The common causes of lactic acidosis are tissue hypoxia due to hypovolemic state and infection. Infection, especially SBP, could develop in cirrhotic patients without infection symptoms. Therefore, it is very important to clearly rule out the other causes of lactic acidosis. When the patient was readmitted to the hospital, the body temperature, vital signs, blood pressure, leukocyte count, CRP, and chest X-ray findings were all normal. We also performed paracentesis at emergency department and repeated diagnostic paracentesis was also performed to rule out SBP. There was no evidence of infection or SBP. Lastly, the acute tubular necrosis and glomerulonephritis can be the contributors to acidosis. Almost all cases of acute tubular necrosis and glomerulonephritis are associated with proteinuria and/or hematuria. However, in our case, the urine analysis data were clear.

In our lactic acidosis case, the blood lactate level increased from 3.2 to 10 mmol/L, which was similar to increased lactate levels (ranging from 3.5 to 12 mmol/L), caused other antiviral-agents-induced lactic acidosis.

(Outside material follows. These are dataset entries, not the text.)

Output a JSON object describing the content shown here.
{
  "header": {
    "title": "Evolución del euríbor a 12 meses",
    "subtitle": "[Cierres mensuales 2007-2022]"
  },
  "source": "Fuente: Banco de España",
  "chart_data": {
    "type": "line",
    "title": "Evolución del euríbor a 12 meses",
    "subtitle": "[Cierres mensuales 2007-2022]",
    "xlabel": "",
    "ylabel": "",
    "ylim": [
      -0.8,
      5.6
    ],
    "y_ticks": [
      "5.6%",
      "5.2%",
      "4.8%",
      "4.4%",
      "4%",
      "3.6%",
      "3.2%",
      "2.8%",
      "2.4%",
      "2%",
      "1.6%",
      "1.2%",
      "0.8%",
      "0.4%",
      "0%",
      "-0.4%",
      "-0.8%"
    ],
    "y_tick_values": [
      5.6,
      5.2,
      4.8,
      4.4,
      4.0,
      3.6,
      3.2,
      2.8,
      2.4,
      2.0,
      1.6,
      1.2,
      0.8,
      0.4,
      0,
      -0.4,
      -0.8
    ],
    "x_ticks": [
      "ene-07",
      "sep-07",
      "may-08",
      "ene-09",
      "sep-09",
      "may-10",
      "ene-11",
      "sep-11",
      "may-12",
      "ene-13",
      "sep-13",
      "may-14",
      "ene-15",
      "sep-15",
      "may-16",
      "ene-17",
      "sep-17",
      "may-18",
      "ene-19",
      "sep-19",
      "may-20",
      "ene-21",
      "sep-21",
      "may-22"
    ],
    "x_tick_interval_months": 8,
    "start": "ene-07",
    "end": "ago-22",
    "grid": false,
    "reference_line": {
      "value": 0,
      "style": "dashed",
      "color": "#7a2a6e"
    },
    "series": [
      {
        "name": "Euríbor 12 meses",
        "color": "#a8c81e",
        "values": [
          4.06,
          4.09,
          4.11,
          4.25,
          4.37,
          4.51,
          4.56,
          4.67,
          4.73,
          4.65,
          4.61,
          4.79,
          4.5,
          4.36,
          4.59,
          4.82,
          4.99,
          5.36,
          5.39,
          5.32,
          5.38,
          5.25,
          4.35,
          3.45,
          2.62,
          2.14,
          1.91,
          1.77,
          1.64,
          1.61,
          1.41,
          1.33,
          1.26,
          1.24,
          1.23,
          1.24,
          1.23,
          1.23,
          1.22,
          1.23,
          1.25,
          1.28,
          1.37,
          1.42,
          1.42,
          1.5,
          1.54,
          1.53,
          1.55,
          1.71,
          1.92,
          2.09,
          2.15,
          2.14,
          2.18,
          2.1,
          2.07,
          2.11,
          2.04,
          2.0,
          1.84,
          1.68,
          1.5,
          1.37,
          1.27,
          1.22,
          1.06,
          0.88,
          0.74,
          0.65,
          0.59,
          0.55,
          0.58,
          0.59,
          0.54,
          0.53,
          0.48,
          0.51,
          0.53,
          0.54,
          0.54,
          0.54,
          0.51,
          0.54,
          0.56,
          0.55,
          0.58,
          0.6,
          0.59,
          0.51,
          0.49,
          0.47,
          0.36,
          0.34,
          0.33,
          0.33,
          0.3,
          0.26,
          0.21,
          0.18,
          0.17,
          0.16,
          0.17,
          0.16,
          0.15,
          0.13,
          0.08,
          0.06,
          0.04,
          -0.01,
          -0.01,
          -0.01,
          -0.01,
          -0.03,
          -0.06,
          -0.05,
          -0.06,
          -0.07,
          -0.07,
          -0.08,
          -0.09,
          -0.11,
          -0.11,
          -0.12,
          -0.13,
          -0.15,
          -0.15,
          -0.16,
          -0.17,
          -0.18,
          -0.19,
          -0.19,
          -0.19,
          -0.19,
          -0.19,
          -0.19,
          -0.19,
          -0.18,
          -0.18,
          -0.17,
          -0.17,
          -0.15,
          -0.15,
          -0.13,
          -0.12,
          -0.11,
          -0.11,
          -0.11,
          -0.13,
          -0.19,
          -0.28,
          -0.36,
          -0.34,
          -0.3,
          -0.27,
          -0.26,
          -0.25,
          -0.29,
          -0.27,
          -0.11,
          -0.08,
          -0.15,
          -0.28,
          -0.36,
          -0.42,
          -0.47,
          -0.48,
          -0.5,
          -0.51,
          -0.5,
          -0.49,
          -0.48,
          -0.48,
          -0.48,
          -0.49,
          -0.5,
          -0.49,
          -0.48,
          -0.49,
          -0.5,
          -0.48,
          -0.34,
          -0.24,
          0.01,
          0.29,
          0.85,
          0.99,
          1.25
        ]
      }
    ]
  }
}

In addition, the key gastrointestinal symptoms, including nausea, vomiting, and abdominal pain, were also similar to TDF-treatment-induced lactic acidosis in HIV patients.

Recently, TDF has been widely used as a first-line therapy for CHB patients. Lactic acidosis is a side effect that may lead to death when proper treatment is not initiated in the initial phase. This is the first report of TDF-monotreatment-induced lactic acidosis in CHB patient. Although this outcome is rare, when nonspecific symptoms, such as abdominal pain, can occur, key feature, such as blood lactic acid levels, should be closely observed to keep the possibility of lactic acidosis in mind.